Avant d'assumer son premier mandat, en 2003, Lula avait délivré une lettre d'engagements pour « rassurer le marché », promettant de maintenir la « stabilité » de son prédécesseur Fernando Henrique Cardoso. En 2023, de retour à la présidence après la période de bouleversements qu’a traversé le pays, Lula s’est engagé à « mettre les pauvres dans le budget » ; cependant, jusqu’à présent, la continuité prévaut en ce qui concerne Michel Temer et Jair Bolsonaro. Un examen plus approfondi de l'histoire politique du pays révèle que la période de dictature militaire et les changements de pouvoir n'ont guère modifié la manière dont le capital est extrait de la classe ouvrière. Dans une allusion à l'ancien ministre des Finances du « miracle économique », Delfim Neto, il faudrait « faire grossir le gâteau puis le diviser » – mais le moment de la division n'atteint jamais les défavorisés du système.

L’austérité ne consiste pas en un médicament amer administré pour mettre un terme aux « dépenses effrénées » et à la « reprise de la croissance », des jargons déjà aussi connus qu’usés. L’austérité n’est pas une erreur politique visant à annuler « l’agrandissement de l’État » et à offrir « moins d’État, plus de marché ». Le prisme à travers lequel l’économiste perçoit les variables du marché déforme la façon dont la réalité fonctionne, en entrevoyant l’agrégat (l’unité nationale) malgré le bien-être social et en présentant les distinctions de classe avec une myopie marquée.

Comme on le voit, la définition commune de l’austérité comme une réduction des dépenses et une augmentation des impôts masque le choix de l’allocation des ressources, qui sont abondantes pour financer les guerres et payer les intérêts de la dette publique, mais négligeables pour accroître les dépenses sociales. Au Brésil, les réductions ont été significatives dans les secteurs qui ne soutenaient pas un nouvel aplatissement. Le salaire minimum n’a pas augmenté réellement par rapport à l’inflation, les réformes des retraites ont commencé à établir des critères plus stricts pour l’octroi des prestations et les privatisations ont rendu le prix des services publics plus cher au fil des années.

L'austérité en cours dans les pays développés continue d'admettre un engagement élevé du PIB envers la dette publique, mais elle suit le principe de la suppression des prestations sociales, en les conditionnant au recrutement d'emplois mal rémunérés, en réduisant les dépenses de santé, d'éducation et de logement et en l'élimination de l'impôt sur les plus riches, en transférant le fardeau sur les plus pauvres grâce à une fiscalité régressive sur la consommation et les services. Le capital sort encore plus privilégié des équations de l’austérité, marchandisant les avantages sociaux comme une marchandise au détriment de la société.

Dans le cas brésilien, les taux d’intérêt élevés plaisent aux spéculateurs internationaux, avides de rendements substantiels dans un pays qui n’investit pas et ne se libère donc jamais de la situation de dépendance. Dans le même temps, en choisissant de se constituer en personne morale, le capital bénéficie d'un avantage sans précédent – ​​sauf en Estonie et en Lettonie – de l'absence d'impôt sur le revenu sur les bénéfices et les dividendes.

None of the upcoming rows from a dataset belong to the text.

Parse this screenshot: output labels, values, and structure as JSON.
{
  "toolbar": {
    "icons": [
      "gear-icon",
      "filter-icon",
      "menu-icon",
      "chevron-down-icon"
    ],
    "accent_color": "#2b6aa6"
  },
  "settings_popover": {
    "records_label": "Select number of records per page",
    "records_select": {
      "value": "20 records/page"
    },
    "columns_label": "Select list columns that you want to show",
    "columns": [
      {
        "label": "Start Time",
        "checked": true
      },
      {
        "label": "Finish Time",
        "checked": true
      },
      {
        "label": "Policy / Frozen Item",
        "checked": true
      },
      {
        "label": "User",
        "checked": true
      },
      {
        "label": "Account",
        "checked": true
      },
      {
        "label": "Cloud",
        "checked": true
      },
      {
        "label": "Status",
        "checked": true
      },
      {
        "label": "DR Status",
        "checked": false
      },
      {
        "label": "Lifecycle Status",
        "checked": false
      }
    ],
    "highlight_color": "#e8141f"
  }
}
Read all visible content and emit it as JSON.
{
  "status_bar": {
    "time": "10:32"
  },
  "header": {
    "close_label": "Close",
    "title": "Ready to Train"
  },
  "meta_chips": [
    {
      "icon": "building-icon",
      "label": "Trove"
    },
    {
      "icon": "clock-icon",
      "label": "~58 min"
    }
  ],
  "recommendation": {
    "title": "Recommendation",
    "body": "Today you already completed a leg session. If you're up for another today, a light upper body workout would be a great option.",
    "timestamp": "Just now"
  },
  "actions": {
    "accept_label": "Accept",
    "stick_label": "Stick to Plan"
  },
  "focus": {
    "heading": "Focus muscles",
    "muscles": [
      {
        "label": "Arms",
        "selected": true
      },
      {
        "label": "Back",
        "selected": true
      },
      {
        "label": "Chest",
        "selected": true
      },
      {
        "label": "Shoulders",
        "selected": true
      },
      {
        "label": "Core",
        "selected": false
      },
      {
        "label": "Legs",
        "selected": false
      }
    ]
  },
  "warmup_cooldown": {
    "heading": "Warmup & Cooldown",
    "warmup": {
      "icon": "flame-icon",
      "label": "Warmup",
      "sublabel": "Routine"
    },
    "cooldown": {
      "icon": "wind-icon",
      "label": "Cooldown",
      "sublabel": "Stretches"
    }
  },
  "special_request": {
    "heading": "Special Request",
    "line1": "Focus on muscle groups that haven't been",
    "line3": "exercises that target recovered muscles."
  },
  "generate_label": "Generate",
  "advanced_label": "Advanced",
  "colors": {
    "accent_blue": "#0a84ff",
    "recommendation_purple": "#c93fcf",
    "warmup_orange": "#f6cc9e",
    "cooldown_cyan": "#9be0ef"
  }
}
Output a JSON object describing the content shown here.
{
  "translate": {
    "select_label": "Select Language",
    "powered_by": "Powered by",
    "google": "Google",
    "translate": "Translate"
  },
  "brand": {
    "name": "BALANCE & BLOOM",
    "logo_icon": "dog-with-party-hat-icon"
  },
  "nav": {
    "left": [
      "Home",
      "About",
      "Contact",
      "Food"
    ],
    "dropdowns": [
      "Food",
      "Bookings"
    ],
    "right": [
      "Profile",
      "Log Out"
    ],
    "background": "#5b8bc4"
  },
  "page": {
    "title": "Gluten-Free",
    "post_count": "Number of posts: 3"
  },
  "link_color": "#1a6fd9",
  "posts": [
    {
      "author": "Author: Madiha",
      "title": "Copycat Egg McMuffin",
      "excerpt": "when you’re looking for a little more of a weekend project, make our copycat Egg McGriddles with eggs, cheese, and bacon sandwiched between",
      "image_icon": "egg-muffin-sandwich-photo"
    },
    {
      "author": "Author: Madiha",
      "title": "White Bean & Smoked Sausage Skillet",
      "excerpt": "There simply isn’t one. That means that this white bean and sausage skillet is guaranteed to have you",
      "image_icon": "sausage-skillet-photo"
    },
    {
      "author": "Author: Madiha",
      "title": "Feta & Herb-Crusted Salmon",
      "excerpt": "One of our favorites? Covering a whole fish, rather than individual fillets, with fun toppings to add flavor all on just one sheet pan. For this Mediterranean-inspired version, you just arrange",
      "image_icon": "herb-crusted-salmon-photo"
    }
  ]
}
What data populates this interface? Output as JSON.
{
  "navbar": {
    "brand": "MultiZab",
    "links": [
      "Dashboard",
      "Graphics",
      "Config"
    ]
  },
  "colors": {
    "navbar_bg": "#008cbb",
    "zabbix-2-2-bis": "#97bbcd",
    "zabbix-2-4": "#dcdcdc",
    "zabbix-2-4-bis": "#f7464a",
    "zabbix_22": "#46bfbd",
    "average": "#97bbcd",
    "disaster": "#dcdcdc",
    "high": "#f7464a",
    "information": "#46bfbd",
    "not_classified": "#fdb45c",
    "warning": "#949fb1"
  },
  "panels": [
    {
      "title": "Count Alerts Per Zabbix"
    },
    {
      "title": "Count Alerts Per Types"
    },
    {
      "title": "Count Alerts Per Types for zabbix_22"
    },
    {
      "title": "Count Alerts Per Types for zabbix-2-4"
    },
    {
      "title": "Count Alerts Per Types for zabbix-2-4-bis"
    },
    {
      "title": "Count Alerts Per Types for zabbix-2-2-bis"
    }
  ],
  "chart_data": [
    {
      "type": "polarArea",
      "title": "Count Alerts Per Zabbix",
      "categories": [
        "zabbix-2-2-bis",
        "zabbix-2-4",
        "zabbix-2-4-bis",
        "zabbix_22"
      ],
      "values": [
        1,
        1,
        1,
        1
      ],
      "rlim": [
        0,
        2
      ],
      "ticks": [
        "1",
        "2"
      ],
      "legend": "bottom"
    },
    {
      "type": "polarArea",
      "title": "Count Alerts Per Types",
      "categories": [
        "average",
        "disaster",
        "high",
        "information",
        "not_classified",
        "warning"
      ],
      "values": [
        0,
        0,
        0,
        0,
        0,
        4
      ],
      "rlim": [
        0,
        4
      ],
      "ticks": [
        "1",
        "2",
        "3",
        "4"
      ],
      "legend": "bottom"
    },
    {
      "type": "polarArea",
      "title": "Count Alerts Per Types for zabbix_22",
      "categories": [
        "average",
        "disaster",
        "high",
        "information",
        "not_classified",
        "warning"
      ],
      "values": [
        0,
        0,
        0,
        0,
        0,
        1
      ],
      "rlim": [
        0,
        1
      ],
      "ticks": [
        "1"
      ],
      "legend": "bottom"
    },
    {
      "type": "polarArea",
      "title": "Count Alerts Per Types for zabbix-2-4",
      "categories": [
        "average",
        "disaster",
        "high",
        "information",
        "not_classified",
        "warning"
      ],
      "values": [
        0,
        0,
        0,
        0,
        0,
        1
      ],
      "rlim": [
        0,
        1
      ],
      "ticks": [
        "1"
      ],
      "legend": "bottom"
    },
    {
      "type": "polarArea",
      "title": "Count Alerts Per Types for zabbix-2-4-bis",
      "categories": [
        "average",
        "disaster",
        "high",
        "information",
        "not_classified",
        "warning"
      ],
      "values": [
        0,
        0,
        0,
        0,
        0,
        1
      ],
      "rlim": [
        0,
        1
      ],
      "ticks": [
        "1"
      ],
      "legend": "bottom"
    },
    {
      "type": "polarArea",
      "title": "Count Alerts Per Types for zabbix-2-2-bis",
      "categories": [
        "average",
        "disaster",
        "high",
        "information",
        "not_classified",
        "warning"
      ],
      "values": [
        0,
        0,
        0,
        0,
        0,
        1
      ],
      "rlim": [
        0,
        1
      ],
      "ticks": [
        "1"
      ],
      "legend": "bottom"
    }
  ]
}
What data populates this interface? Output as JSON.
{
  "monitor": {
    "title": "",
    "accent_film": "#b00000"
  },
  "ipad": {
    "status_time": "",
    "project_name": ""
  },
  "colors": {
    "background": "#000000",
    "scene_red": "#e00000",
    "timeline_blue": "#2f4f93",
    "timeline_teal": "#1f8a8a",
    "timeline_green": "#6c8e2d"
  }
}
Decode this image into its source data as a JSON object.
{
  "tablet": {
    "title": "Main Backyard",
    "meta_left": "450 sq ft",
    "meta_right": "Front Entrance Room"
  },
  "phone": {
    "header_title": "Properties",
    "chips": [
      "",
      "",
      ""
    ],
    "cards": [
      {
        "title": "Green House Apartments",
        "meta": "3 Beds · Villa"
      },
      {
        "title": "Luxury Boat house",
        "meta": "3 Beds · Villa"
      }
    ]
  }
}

L’austérité budgétaire, indissociable de l’austérité monétaire, s’accompagne de l’imposition d’une augmentation artificielle des taux d’intérêt sous prétexte de contenir l’inflation, compromettant ainsi le budget public avec le paiement d’intérêts injustifiables. La valeur du salaire – autre facteur pertinent –, malgré ce que l’on pourrait penser, est directement liée à la politique d’austérité.

Il existe une relation inversement proportionnelle entre la privatisation des services publics et la stabilité des rémunérations de ce secteur. Ce phénomène se produit parallèlement à la suppression des protections du travail, de la sécurité sociale et de l'assistance et à la suppression des prestations publiques, affaiblissant le pouvoir de négociation des syndicats et des travailleurs. Plus les ressources disponibles pour satisfaire ses propres besoins de subsistance sont rares, plus le travailleur sera susceptible d'être soumis à des relations de travail oppressives. Ce n’est pas une coïncidence si les politiques d’austérité au Brésil s’accompagnent de relations de travail précaires et d’une incapacité généralisée à mobiliser les syndicats et à revendiquer politiquement les droits du travail et, plus largement, les droits sociaux.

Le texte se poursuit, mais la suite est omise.